GPU fans go to max and graphics drivers hang

Hello. I’ve been trying to sort out an issue with my system for a while now. Hopefully I can find some answers here, II’ll try to give all the relevant information I can.

The main symptom is that sometimes (increasingly often) my GPU fan seems to suddenly max out and a few seconds later my graphical interface hangs (if I am in text-only mode I can still interact).

Most recently this happened while I was in text-only mode and I also spied an error being thrown that said something along the lines of “invalid power transition from D3cold to D3hot”.

The final, possibly related, issue, is that I have not been able to update the drivers because I keep getting an error when I run the installer along the lines of some module being loaded in the kernel. This is the original reason I switched to text-only on my system but even there I get this issue.

I don’t exactly know what information will be useful. I am running a system two 2080 titan RTX graphics cards (one of the 2-gpu systems from lambda labs). This issue has been happening on all three of my environments: I have a windows 10 partition and two Ubuntu 18 partitions (a personal and a work one).

Edit: attached the bug report I ran this morning. Also, I misspoke before, my second linux partition is Ubuntu 20, that is the the one this bug report was created on.

Ah yes. I’ve attached it to my original post. Thanks!

Jul 27 16:39:09 emano kernel: NVRM: Xid (PCI:0000:1a:00): 79, pid=1370, GPU has fallen off the bus.

One of the gpus is shutting down. Since it’s not always the same one, I guess they’re not damaged but either overheating or lack of power occurs. Please monitor temperatures, check PSU, try limiting clocks using nvidia-smi -lgc.

Hmmmm. Ok. This issue just started occurring maybe four months ago. Is there a standard way to check the PSU?
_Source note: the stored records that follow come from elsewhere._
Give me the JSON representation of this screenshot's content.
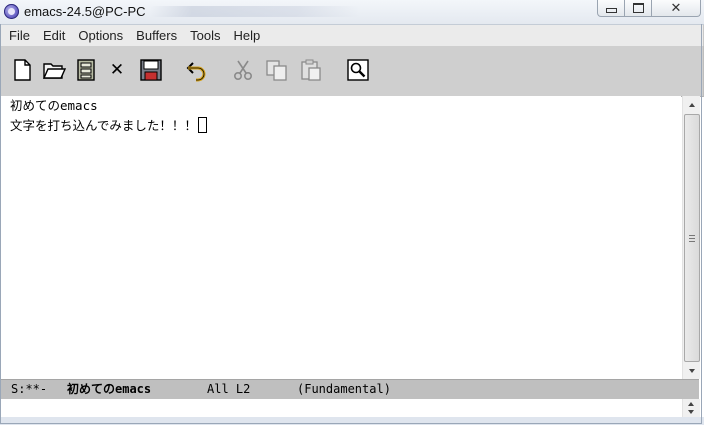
{
  "window": {
    "title": "emacs-24.5@PC-PC",
    "controls": {
      "minimize_icon": "minimize-icon",
      "maximize_icon": "maximize-icon",
      "close_icon": "close-icon",
      "close_glyph": "✕"
    }
  },
  "menu": {
    "items": [
      "File",
      "Edit",
      "Options",
      "Buffers",
      "Tools",
      "Help"
    ]
  },
  "toolbar": {
    "icons": [
      "new-file-icon",
      "open-file-icon",
      "dired-icon",
      "kill-buffer-icon",
      "save-icon",
      "undo-icon",
      "cut-icon",
      "copy-icon",
      "paste-icon",
      "search-icon"
    ],
    "kill_glyph": "✕"
  },
  "buffer": {
    "lines": [
      "初めてのemacs",
      "文字を打ち込んでみました！！！"
    ]
  },
  "modeline": {
    "status": "S:**-",
    "buffer_name": "初めてのemacs",
    "position": "All L2",
    "mode": "(Fundamental)"
  },
  "colors": {
    "toolbar_bg": "#cfcfcf",
    "menubar_bg": "#ebebeb",
    "modeline_bg": "#bfbfbf",
    "text": "#000000"
  }
}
Use nvidia-smi -lgc to limit/prevent boost. If it then runs stable, it’s most likely the psu.

Ah ok, do you have recommendations for what clock speeds I should try? And what the default is so I can reset it?
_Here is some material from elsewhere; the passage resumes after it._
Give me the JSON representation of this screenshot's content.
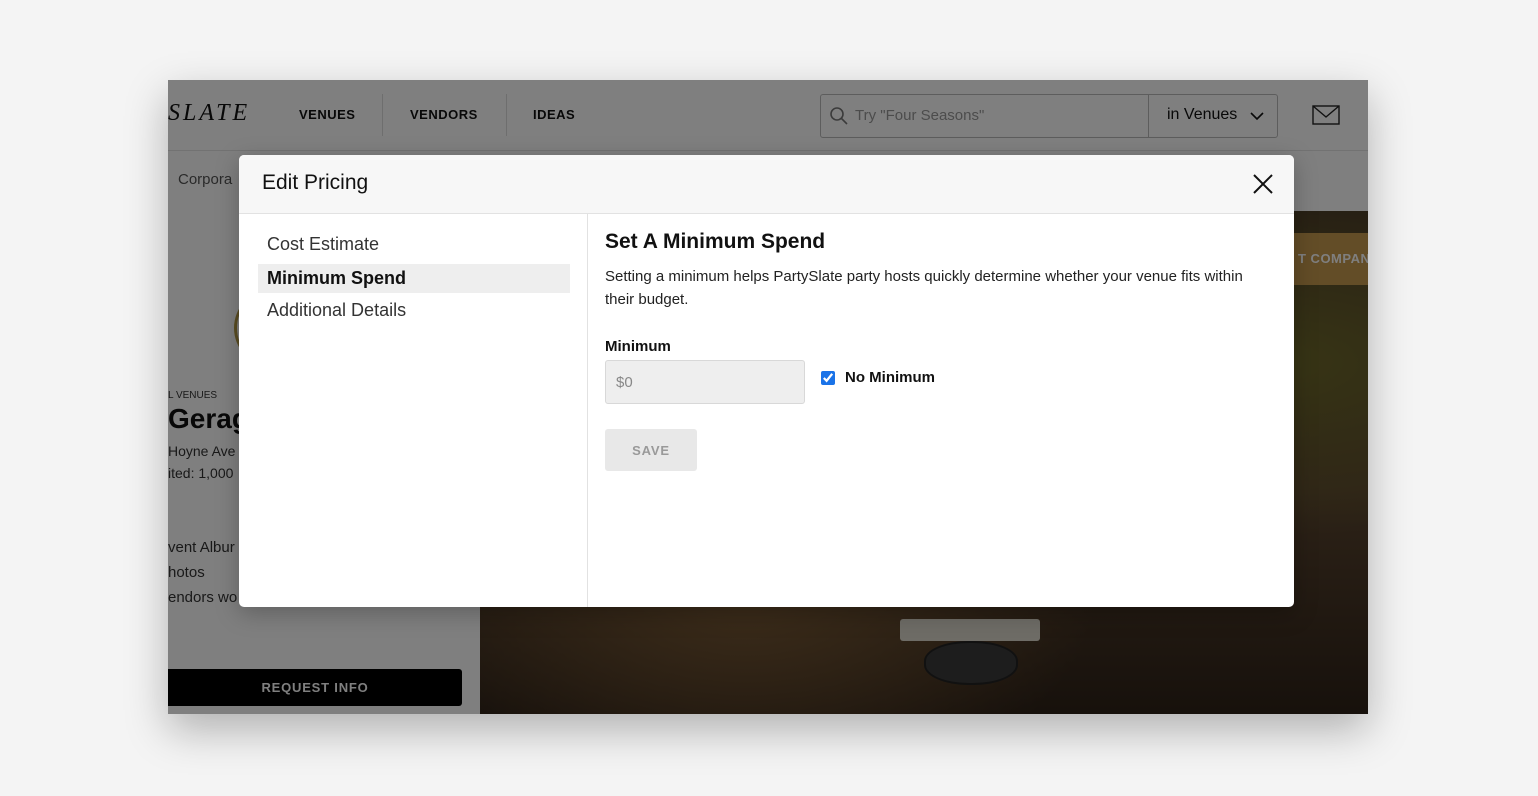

Try 300,1500. Remeber to set it on both gpus. The setting is not persistent, so a reboot will reset it to default.

Hey wanted to follow up on this because I think I have finally figured this one out - you’ll never guess what it is.

This problem occurs whenever I accidentally bump the computer with my foot LOL. Uhhh, any suggestions for how to secure the components to make them more shock-resistant? Perhaps I just need to go in there and re-seat things.